Alors que nombre d'étudiants sont à la recherche d'une entreprise qui pourrait les accueillir le temps de leur période de stage, le Sénat a adopté mardi 6 mai deux amendements à la proposition de loi concernant l'encadrement des stages en entreprise, qui devrait améliorer leur statut.

Depuis le mois de janvier, le Gouvernent planche sur un texte visant à développer et encadrer les stages et à améliorer le statut des étudiants stagiaires.

L'objectif de ce texte est :

  • d'améliorer la qualité des stages (fini donc les stages café-photocopie) ;
  • d'éviter que les stages ne se substituent à de véritables emplois, pour répondre aux pratiques de certaines entreprises qui préfèrent, sans doute pour des raisons financières, de recourir à un jeune stagiaire plutôt que d'embaucher un salarié ;
  • de protéger les droits des stagiaires et améliorer leur statut.
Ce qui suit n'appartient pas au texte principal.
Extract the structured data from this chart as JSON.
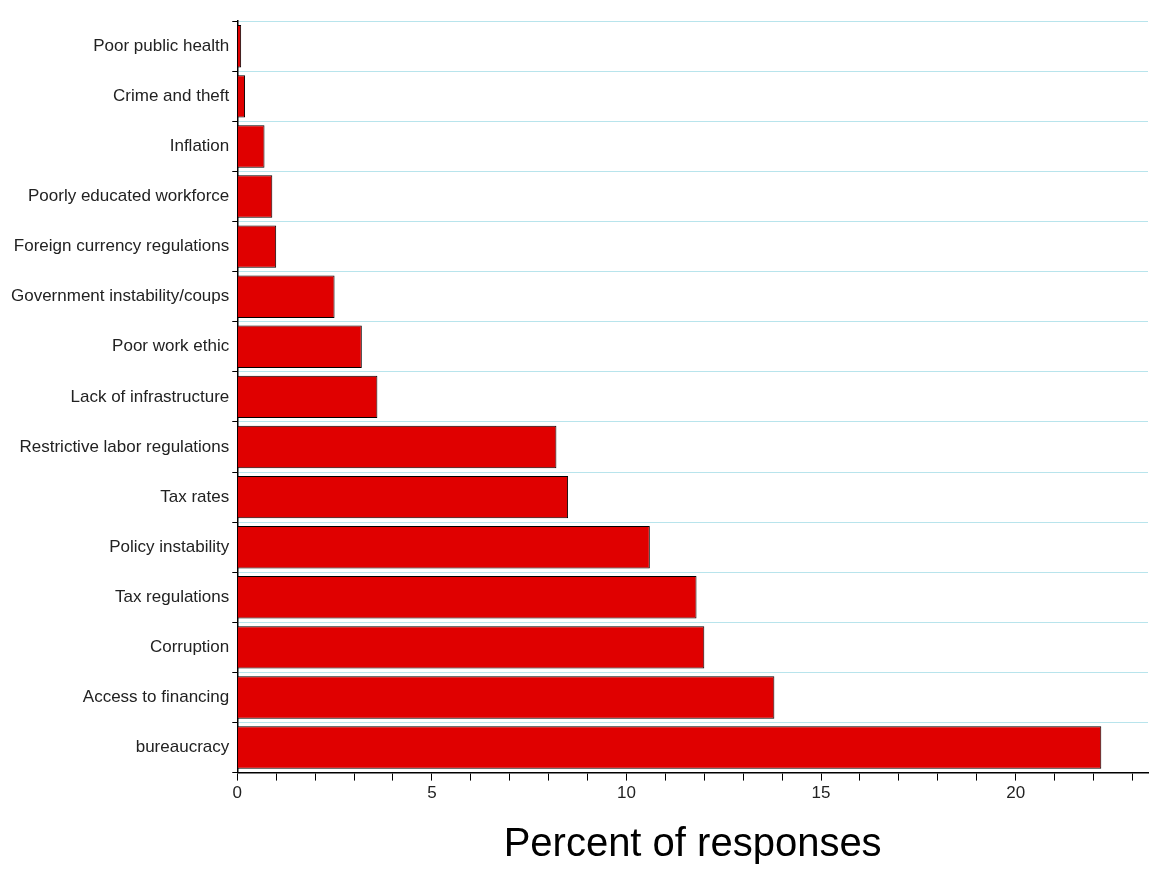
{
  "chart_data": {
    "type": "bar",
    "orientation": "horizontal",
    "xlabel": "Percent of responses",
    "categories": [
      "Poor public health",
      "Crime and theft",
      "Inflation",
      "Poorly educated workforce",
      "Foreign currency regulations",
      "Government instability/coups",
      "Poor work ethic",
      "Lack of infrastructure",
      "Restrictive labor regulations",
      "Tax rates",
      "Policy instability",
      "Tax regulations",
      "Corruption",
      "Access to financing",
      "bureaucracy"
    ],
    "values": [
      0.1,
      0.2,
      0.7,
      0.9,
      1.0,
      2.5,
      3.2,
      3.6,
      8.2,
      8.5,
      10.6,
      11.8,
      12.0,
      13.8,
      22.2
    ],
    "color": "#e00000",
    "xlim": [
      0,
      23.4
    ],
    "xticks": [
      0,
      {
        "value": 1,
        "label": null
      },
      {
        "value": 2,
        "label": null
      },
      {
        "value": 3,
        "label": null
      },
      {
        "value": 4,
        "label": null
      },
      5,
      {
        "value": 6,
        "label": null
      },
      {
        "value": 7,
        "label": null
      },
      {
        "value": 8,
        "label": null
      },
      {
        "value": 9,
        "label": null
      },
      10,
      {
        "value": 11,
        "label": null
      },
      {
        "value": 12,
        "label": null
      },
      {
        "value": 13,
        "label": null
      },
      {
        "value": 14,
        "label": null
      },
      15,
      {
        "value": 16,
        "label": null
      },
      {
        "value": 17,
        "label": null
      },
      {
        "value": 18,
        "label": null
      },
      {
        "value": 19,
        "label": null
      },
      20,
      {
        "value": 21,
        "label": null
      },
      {
        "value": 22,
        "label": null
      },
      {
        "value": 23,
        "label": null
      }
    ],
    "grid": "y",
    "legend": false
  }
}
Sur ce dernier point, deux amendements – dont l'adoption a été saluée par certaines associations et partis politiques – viennent compléter la proposition de loi en:

  • réévaluant la gratification de stage, qui passe de 12,5% du plafond horaire de la sécurité sociale à 15%, et donc de 436,05 à 523,26 euros pour l'année 2014, soit une augmentation de 87 euros ;
  • abaissant la durée minimale de stage nécessaire pour que le stagiaire de l'enseignement supérieur (université, grandes écoles…) perçoive une indemnité, de 2 à 1 mois de stage. Ainsi, le jeune qui exercerait une période de formation en milieu professionnel d'une durée d'un mois, consécutif ou non, au cours de l'année et au sein d'une même structure serait obligatoirement rémunéré.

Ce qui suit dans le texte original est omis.